The Grey Hen’s Well, like many other sources of water, has stories and myths around it. They show the Grey Hen’s Well is not just a place, but resonates as part of Caithness and Highlands history. While the records and stories I have found are not ancient, going back only two centuries, some are still being re-written, and each are as authentic as the other. There are many wells in Scotland that in ancient times were deified and known as magic or holy wells but I have no knowledge of any ancient myths that tell of this well being a shrine to a local deity, or being a holy well.
But these days, while many cars are driven on past, other folk return specially and stop, telling us that the Grey Hen’s Well is a precious place for Scottish people from all over the world. Why is that? Could it be because this place was once the water of life not only to travelers between Berriedale and the Ord but to the residents of nearby villages where crofters struggled to live for a time before being forced to scatter to the four corners of the earth.

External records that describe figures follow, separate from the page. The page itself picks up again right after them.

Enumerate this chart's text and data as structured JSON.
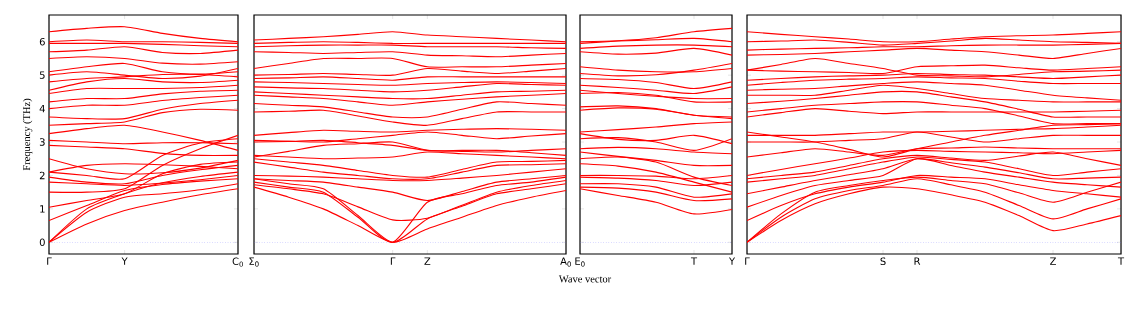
{
  "chart_data": [
    {
      "type": "line",
      "ylabel": "Frequency (THz)",
      "categories": [
        "Γ",
        null,
        "Y",
        null,
        null,
        "C$_{0}$"
      ],
      "ylim": [
        -0.35,
        6.8
      ],
      "yticks": [
        0,
        1,
        2,
        3,
        4,
        5,
        6
      ],
      "ref_lines": [
        {
          "axis": "y",
          "value": 0,
          "color": "#8080ff",
          "line_style": "dotted"
        }
      ],
      "series": [
        {
          "color": "#ff0000",
          "values": [
            0,
            0.55,
            0.95,
            1.2,
            1.42,
            1.6
          ]
        },
        {
          "color": "#ff0000",
          "values": [
            0,
            0.9,
            1.35,
            1.45,
            1.57,
            1.75
          ]
        },
        {
          "color": "#ff0000",
          "values": [
            0,
            1.0,
            1.45,
            1.78,
            1.97,
            2.1
          ]
        },
        {
          "color": "#ff0000",
          "values": [
            0.65,
            1.1,
            1.55,
            1.73,
            1.83,
            1.9
          ]
        },
        {
          "color": "#ff0000",
          "values": [
            1.05,
            1.25,
            1.45,
            2.05,
            2.33,
            2.4
          ]
        },
        {
          "color": "#ff0000",
          "values": [
            1.5,
            1.5,
            1.6,
            2.3,
            2.8,
            3.2
          ]
        },
        {
          "color": "#ff0000",
          "values": [
            1.8,
            1.75,
            1.7,
            1.77,
            1.87,
            2.0
          ]
        },
        {
          "color": "#ff0000",
          "values": [
            1.95,
            1.8,
            1.75,
            2.0,
            2.17,
            2.3
          ]
        },
        {
          "color": "#ff0000",
          "values": [
            2.1,
            2.0,
            1.9,
            2.6,
            2.97,
            3.1
          ]
        },
        {
          "color": "#ff0000",
          "values": [
            2.5,
            2.2,
            2.05,
            2.08,
            2.22,
            2.45
          ]
        },
        {
          "color": "#ff0000",
          "values": [
            2.1,
            2.3,
            2.35,
            2.32,
            2.27,
            2.2
          ]
        },
        {
          "color": "#ff0000",
          "values": [
            2.9,
            2.85,
            2.8,
            2.66,
            2.6,
            2.6
          ]
        },
        {
          "color": "#ff0000",
          "values": [
            3.05,
            3.0,
            2.95,
            2.98,
            2.98,
            2.95
          ]
        },
        {
          "color": "#ff0000",
          "values": [
            3.25,
            3.4,
            3.5,
            3.3,
            3.05,
            2.75
          ]
        },
        {
          "color": "#ff0000",
          "values": [
            3.5,
            3.55,
            3.6,
            3.88,
            3.98,
            3.95
          ]
        },
        {
          "color": "#ff0000",
          "values": [
            3.75,
            3.7,
            3.7,
            3.98,
            4.15,
            4.25
          ]
        },
        {
          "color": "#ff0000",
          "values": [
            4.0,
            4.1,
            4.1,
            4.24,
            4.33,
            4.4
          ]
        },
        {
          "color": "#ff0000",
          "values": [
            4.2,
            4.3,
            4.3,
            4.44,
            4.52,
            4.55
          ]
        },
        {
          "color": "#ff0000",
          "values": [
            4.45,
            4.6,
            4.6,
            4.6,
            4.63,
            4.7
          ]
        },
        {
          "color": "#ff0000",
          "values": [
            4.55,
            4.8,
            4.9,
            4.8,
            4.78,
            4.85
          ]
        },
        {
          "color": "#ff0000",
          "values": [
            4.8,
            4.9,
            4.95,
            5.02,
            5.02,
            4.95
          ]
        },
        {
          "color": "#ff0000",
          "values": [
            5.1,
            5.25,
            5.35,
            5.1,
            5.03,
            5.1
          ]
        },
        {
          "color": "#ff0000",
          "values": [
            5.0,
            5.1,
            5.0,
            4.9,
            4.97,
            5.2
          ]
        },
        {
          "color": "#ff0000",
          "values": [
            5.5,
            5.55,
            5.5,
            5.36,
            5.33,
            5.4
          ]
        },
        {
          "color": "#ff0000",
          "values": [
            5.7,
            5.75,
            5.85,
            5.68,
            5.65,
            5.75
          ]
        },
        {
          "color": "#ff0000",
          "values": [
            5.95,
            5.95,
            5.95,
            5.92,
            5.88,
            5.85
          ]
        },
        {
          "color": "#ff0000",
          "values": [
            6.0,
            6.05,
            6.0,
            6.0,
            5.98,
            5.95
          ]
        },
        {
          "color": "#ff0000",
          "values": [
            6.3,
            6.4,
            6.45,
            6.25,
            6.1,
            6.0
          ]
        }
      ]
    },
    {
      "type": "line",
      "categories": [
        "Σ$_{0}$",
        null,
        null,
        null,
        "Γ",
        "Z",
        null,
        null,
        null,
        "A$_{0}$"
      ],
      "tick_labels": "x",
      "ylim": [
        -0.35,
        6.8
      ],
      "yticks": [
        0,
        1,
        2,
        3,
        4,
        5,
        6
      ],
      "ref_lines": [
        {
          "axis": "y",
          "value": 0,
          "color": "#8080ff",
          "line_style": "dotted"
        }
      ],
      "series": [
        {
          "color": "#ff0000",
          "values": [
            1.65,
            1.35,
            1.0,
            0.5,
            0,
            0.4,
            0.75,
            1.1,
            1.35,
            1.55
          ]
        },
        {
          "color": "#ff0000",
          "values": [
            1.8,
            1.65,
            1.5,
            0.75,
            0,
            1.2,
            1.45,
            1.7,
            1.8,
            1.95
          ]
        },
        {
          "color": "#ff0000",
          "values": [
            1.9,
            1.75,
            1.6,
            0.8,
            0,
            0.7,
            1.08,
            1.45,
            1.6,
            1.75
          ]
        },
        {
          "color": "#ff0000",
          "values": [
            1.72,
            1.6,
            1.45,
            1.06,
            0.67,
            0.72,
            1.11,
            1.5,
            1.7,
            1.85
          ]
        },
        {
          "color": "#ff0000",
          "values": [
            1.9,
            1.85,
            1.8,
            1.65,
            1.5,
            1.25,
            1.52,
            1.8,
            1.9,
            2.0
          ]
        },
        {
          "color": "#ff0000",
          "values": [
            2.0,
            1.98,
            1.95,
            1.9,
            1.85,
            1.85,
            1.92,
            2.0,
            2.1,
            2.2
          ]
        },
        {
          "color": "#ff0000",
          "values": [
            2.4,
            2.25,
            2.1,
            2.0,
            1.9,
            1.9,
            2.1,
            2.3,
            2.32,
            2.35
          ]
        },
        {
          "color": "#ff0000",
          "values": [
            2.5,
            2.4,
            2.3,
            2.15,
            2.0,
            1.95,
            2.18,
            2.4,
            2.42,
            2.45
          ]
        },
        {
          "color": "#ff0000",
          "values": [
            2.6,
            2.55,
            2.5,
            2.52,
            2.55,
            2.7,
            2.65,
            2.6,
            2.55,
            2.5
          ]
        },
        {
          "color": "#ff0000",
          "values": [
            2.55,
            2.72,
            2.9,
            2.95,
            3.0,
            2.75,
            2.75,
            2.75,
            2.68,
            2.6
          ]
        },
        {
          "color": "#ff0000",
          "values": [
            3.0,
            3.02,
            3.05,
            2.98,
            2.9,
            2.75,
            2.72,
            2.7,
            2.75,
            2.8
          ]
        },
        {
          "color": "#ff0000",
          "values": [
            3.05,
            3.02,
            3.0,
            3.1,
            3.2,
            3.3,
            3.2,
            3.1,
            3.18,
            3.25
          ]
        },
        {
          "color": "#ff0000",
          "values": [
            3.2,
            3.28,
            3.35,
            3.32,
            3.3,
            3.35,
            3.38,
            3.4,
            3.38,
            3.35
          ]
        },
        {
          "color": "#ff0000",
          "values": [
            3.9,
            3.92,
            3.95,
            3.78,
            3.6,
            3.5,
            3.7,
            3.9,
            3.9,
            3.9
          ]
        },
        {
          "color": "#ff0000",
          "values": [
            4.15,
            4.1,
            4.05,
            3.9,
            3.75,
            3.75,
            3.98,
            4.2,
            4.15,
            4.1
          ]
        },
        {
          "color": "#ff0000",
          "values": [
            4.4,
            4.35,
            4.3,
            4.2,
            4.1,
            4.2,
            4.28,
            4.35,
            4.4,
            4.45
          ]
        },
        {
          "color": "#ff0000",
          "values": [
            4.5,
            4.45,
            4.4,
            4.35,
            4.3,
            4.3,
            4.4,
            4.5,
            4.52,
            4.55
          ]
        },
        {
          "color": "#ff0000",
          "values": [
            4.65,
            4.62,
            4.6,
            4.55,
            4.5,
            4.55,
            4.65,
            4.75,
            4.72,
            4.7
          ]
        },
        {
          "color": "#ff0000",
          "values": [
            4.8,
            4.78,
            4.75,
            4.72,
            4.7,
            4.75,
            4.78,
            4.8,
            4.78,
            4.75
          ]
        },
        {
          "color": "#ff0000",
          "values": [
            4.9,
            4.92,
            4.95,
            4.9,
            4.85,
            4.95,
            4.95,
            4.95,
            4.95,
            4.95
          ]
        },
        {
          "color": "#ff0000",
          "values": [
            5.0,
            5.02,
            5.05,
            5.02,
            5.0,
            5.2,
            5.12,
            5.05,
            5.12,
            5.2
          ]
        },
        {
          "color": "#ff0000",
          "values": [
            5.2,
            5.35,
            5.5,
            5.5,
            5.5,
            5.25,
            5.25,
            5.25,
            5.3,
            5.35
          ]
        },
        {
          "color": "#ff0000",
          "values": [
            5.7,
            5.68,
            5.65,
            5.68,
            5.7,
            5.6,
            5.58,
            5.55,
            5.6,
            5.65
          ]
        },
        {
          "color": "#ff0000",
          "values": [
            5.85,
            5.88,
            5.9,
            5.9,
            5.9,
            5.85,
            5.85,
            5.85,
            5.82,
            5.8
          ]
        },
        {
          "color": "#ff0000",
          "values": [
            5.95,
            5.98,
            6.0,
            5.98,
            5.95,
            5.95,
            5.95,
            5.95,
            5.95,
            5.95
          ]
        },
        {
          "color": "#ff0000",
          "values": [
            6.05,
            6.1,
            6.15,
            6.22,
            6.3,
            6.2,
            6.15,
            6.1,
            6.05,
            6.0
          ]
        }
      ]
    },
    {
      "type": "line",
      "xlabel": "Wave vector",
      "categories": [
        "E$_{0}$",
        null,
        null,
        "T",
        "Y"
      ],
      "tick_labels": "x",
      "ylim": [
        -0.35,
        6.8
      ],
      "yticks": [
        0,
        1,
        2,
        3,
        4,
        5,
        6
      ],
      "ref_lines": [
        {
          "axis": "y",
          "value": 0,
          "color": "#8080ff",
          "line_style": "dotted"
        }
      ],
      "series": [
        {
          "color": "#ff0000",
          "values": [
            1.6,
            1.4,
            1.2,
            0.85,
            0.98
          ]
        },
        {
          "color": "#ff0000",
          "values": [
            1.65,
            1.62,
            1.5,
            1.25,
            1.3
          ]
        },
        {
          "color": "#ff0000",
          "values": [
            1.75,
            1.75,
            1.65,
            1.35,
            1.45
          ]
        },
        {
          "color": "#ff0000",
          "values": [
            1.95,
            1.92,
            1.85,
            1.7,
            1.8
          ]
        },
        {
          "color": "#ff0000",
          "values": [
            2.0,
            2.0,
            1.98,
            1.9,
            2.0
          ]
        },
        {
          "color": "#ff0000",
          "values": [
            2.35,
            2.28,
            2.1,
            1.8,
            1.5
          ]
        },
        {
          "color": "#ff0000",
          "values": [
            2.5,
            2.55,
            2.4,
            1.95,
            1.7
          ]
        },
        {
          "color": "#ff0000",
          "values": [
            2.7,
            2.57,
            2.45,
            2.3,
            2.3
          ]
        },
        {
          "color": "#ff0000",
          "values": [
            2.8,
            2.84,
            2.8,
            2.7,
            2.65
          ]
        },
        {
          "color": "#ff0000",
          "values": [
            3.25,
            3.08,
            3.05,
            3.2,
            2.95
          ]
        },
        {
          "color": "#ff0000",
          "values": [
            3.1,
            3.13,
            3.0,
            2.75,
            3.1
          ]
        },
        {
          "color": "#ff0000",
          "values": [
            3.3,
            3.37,
            3.45,
            3.55,
            3.6
          ]
        },
        {
          "color": "#ff0000",
          "values": [
            3.95,
            4.02,
            3.98,
            3.8,
            3.7
          ]
        },
        {
          "color": "#ff0000",
          "values": [
            4.05,
            4.08,
            4.0,
            3.8,
            3.75
          ]
        },
        {
          "color": "#ff0000",
          "values": [
            4.45,
            4.48,
            4.4,
            4.2,
            4.2
          ]
        },
        {
          "color": "#ff0000",
          "values": [
            4.55,
            4.45,
            4.37,
            4.3,
            4.3
          ]
        },
        {
          "color": "#ff0000",
          "values": [
            4.7,
            4.63,
            4.55,
            4.45,
            4.65
          ]
        },
        {
          "color": "#ff0000",
          "values": [
            4.9,
            4.87,
            4.78,
            4.6,
            4.8
          ]
        },
        {
          "color": "#ff0000",
          "values": [
            5.25,
            5.15,
            5.1,
            5.1,
            5.2
          ]
        },
        {
          "color": "#ff0000",
          "values": [
            5.05,
            4.98,
            5.01,
            5.15,
            5.35
          ]
        },
        {
          "color": "#ff0000",
          "values": [
            5.7,
            5.63,
            5.66,
            5.8,
            5.6
          ]
        },
        {
          "color": "#ff0000",
          "values": [
            5.8,
            5.87,
            5.9,
            5.9,
            5.85
          ]
        },
        {
          "color": "#ff0000",
          "values": [
            5.95,
            6.02,
            6.06,
            6.1,
            6.0
          ]
        },
        {
          "color": "#ff0000",
          "values": [
            6.0,
            6.03,
            6.12,
            6.3,
            6.4
          ]
        }
      ]
    },
    {
      "type": "line",
      "categories": [
        "Γ",
        null,
        null,
        null,
        "S",
        "R",
        null,
        null,
        null,
        "Z",
        null,
        "T"
      ],
      "tick_labels": "x",
      "ylim": [
        -0.35,
        6.8
      ],
      "yticks": [
        0,
        1,
        2,
        3,
        4,
        5,
        6
      ],
      "ref_lines": [
        {
          "axis": "y",
          "value": 0,
          "color": "#8080ff",
          "line_style": "dotted"
        }
      ],
      "series": [
        {
          "color": "#ff0000",
          "values": [
            0,
            0.65,
            1.15,
            1.45,
            1.65,
            1.6,
            1.42,
            1.2,
            0.8,
            0.35,
            0.55,
            0.8
          ]
        },
        {
          "color": "#ff0000",
          "values": [
            0,
            0.75,
            1.3,
            1.55,
            1.7,
            1.9,
            1.72,
            1.5,
            1.1,
            0.7,
            1.0,
            1.3
          ]
        },
        {
          "color": "#ff0000",
          "values": [
            0,
            0.85,
            1.5,
            1.7,
            1.85,
            1.95,
            1.85,
            1.75,
            1.48,
            1.2,
            1.5,
            1.8
          ]
        },
        {
          "color": "#ff0000",
          "values": [
            0.65,
            1.1,
            1.45,
            1.65,
            1.8,
            2.0,
            1.95,
            1.9,
            1.72,
            1.55,
            1.45,
            1.35
          ]
        },
        {
          "color": "#ff0000",
          "values": [
            1.05,
            1.4,
            1.7,
            1.85,
            2.0,
            2.5,
            2.3,
            2.1,
            1.95,
            1.8,
            1.72,
            1.65
          ]
        },
        {
          "color": "#ff0000",
          "values": [
            1.45,
            1.65,
            1.85,
            2.02,
            2.2,
            2.5,
            2.38,
            2.25,
            2.08,
            1.9,
            1.92,
            1.95
          ]
        },
        {
          "color": "#ff0000",
          "values": [
            1.8,
            1.9,
            2.0,
            2.2,
            2.4,
            2.55,
            2.48,
            2.4,
            2.2,
            2.0,
            2.1,
            2.2
          ]
        },
        {
          "color": "#ff0000",
          "values": [
            1.9,
            2.0,
            2.1,
            2.3,
            2.5,
            2.6,
            2.52,
            2.45,
            2.58,
            2.7,
            2.5,
            2.3
          ]
        },
        {
          "color": "#ff0000",
          "values": [
            2.0,
            2.18,
            2.35,
            2.52,
            2.7,
            2.75,
            2.72,
            2.7,
            2.68,
            2.65,
            2.7,
            2.75
          ]
        },
        {
          "color": "#ff0000",
          "values": [
            2.55,
            2.68,
            2.8,
            2.7,
            2.6,
            2.8,
            2.82,
            2.85,
            2.82,
            2.8,
            2.8,
            2.8
          ]
        },
        {
          "color": "#ff0000",
          "values": [
            3.0,
            3.0,
            3.0,
            3.05,
            3.1,
            3.3,
            3.15,
            3.0,
            3.1,
            3.2,
            3.2,
            3.2
          ]
        },
        {
          "color": "#ff0000",
          "values": [
            3.2,
            3.2,
            3.2,
            3.25,
            3.3,
            3.3,
            3.32,
            3.35,
            3.38,
            3.4,
            3.45,
            3.5
          ]
        },
        {
          "color": "#ff0000",
          "values": [
            3.3,
            3.15,
            3.0,
            2.78,
            2.55,
            2.8,
            3.0,
            3.2,
            3.35,
            3.5,
            3.52,
            3.55
          ]
        },
        {
          "color": "#ff0000",
          "values": [
            3.75,
            3.88,
            4.0,
            3.92,
            3.85,
            3.9,
            3.9,
            3.9,
            3.9,
            3.9,
            3.92,
            3.95
          ]
        },
        {
          "color": "#ff0000",
          "values": [
            3.9,
            4.0,
            4.1,
            4.15,
            4.2,
            4.2,
            4.1,
            4.0,
            3.78,
            3.55,
            3.55,
            3.55
          ]
        },
        {
          "color": "#ff0000",
          "values": [
            4.15,
            4.22,
            4.3,
            4.4,
            4.5,
            4.5,
            4.35,
            4.2,
            3.98,
            3.75,
            3.75,
            3.75
          ]
        },
        {
          "color": "#ff0000",
          "values": [
            4.4,
            4.4,
            4.4,
            4.55,
            4.7,
            4.6,
            4.45,
            4.3,
            4.25,
            4.2,
            4.2,
            4.2
          ]
        },
        {
          "color": "#ff0000",
          "values": [
            4.55,
            4.58,
            4.6,
            4.68,
            4.75,
            4.8,
            4.75,
            4.7,
            4.55,
            4.4,
            4.32,
            4.25
          ]
        },
        {
          "color": "#ff0000",
          "values": [
            4.7,
            4.78,
            4.85,
            4.88,
            4.9,
            4.95,
            4.92,
            4.9,
            4.82,
            4.75,
            4.75,
            4.75
          ]
        },
        {
          "color": "#ff0000",
          "values": [
            4.85,
            4.9,
            4.95,
            4.98,
            5.0,
            5.05,
            5.02,
            5.0,
            4.95,
            4.9,
            4.95,
            5.0
          ]
        },
        {
          "color": "#ff0000",
          "values": [
            5.15,
            5.12,
            5.1,
            5.08,
            5.05,
            5.25,
            5.28,
            5.3,
            5.22,
            5.15,
            5.2,
            5.25
          ]
        },
        {
          "color": "#ff0000",
          "values": [
            5.15,
            5.32,
            5.5,
            5.35,
            5.2,
            5.0,
            4.98,
            4.95,
            5.02,
            5.1,
            5.12,
            5.15
          ]
        },
        {
          "color": "#ff0000",
          "values": [
            5.6,
            5.62,
            5.65,
            5.7,
            5.75,
            5.8,
            5.75,
            5.7,
            5.6,
            5.5,
            5.65,
            5.8
          ]
        },
        {
          "color": "#ff0000",
          "values": [
            5.75,
            5.78,
            5.8,
            5.82,
            5.85,
            5.85,
            5.88,
            5.9,
            5.9,
            5.9,
            5.92,
            5.95
          ]
        },
        {
          "color": "#ff0000",
          "values": [
            6.0,
            6.02,
            6.05,
            5.98,
            5.9,
            5.95,
            6.02,
            6.1,
            6.05,
            6.0,
            5.98,
            5.95
          ]
        },
        {
          "color": "#ff0000",
          "values": [
            6.3,
            6.22,
            6.15,
            6.08,
            6.0,
            6.0,
            6.08,
            6.15,
            6.18,
            6.2,
            6.25,
            6.3
          ]
        }
      ]
    }
  ]
}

On 16 July 1976 the Editor of the John O Groat Journal published the following request for information under the heading
“Mystery of Grey Hen and the Candlesticks”
“Just a few yards to the east of the A9 on a straight stretch between Ousdale and Berriedale is a spot where people often stop.
Known as Grey Hen’s Well. It is largely over –grown, and what draws the attention of the passers-by is a large stone marking the spot which was erected by the late Duke of Portland in 1934.
Caithness District Council are now to clear up the area round the well, and sought further information about the history of the well and origins of its name from the Portland Estate on whose land it lies.
But resident factor Mr M. Leslie said that he too had been unable to trace the history of the well.
“The present Duke and Duchess could never find out about the origins of it and the name seems to have been passed down from one generation to the next,” he said.
“Apparently Her Grace has also tried to find out about the history of the two stone-built towers on the edge of the cliff between the cliff and the arable land just south of Berriedale. They are known locally as the Candlesticks which is about all we know about them.”
If any reader can throw light on the Grey Hen and the Candlesticks the council would like to hear from them – and so would we.”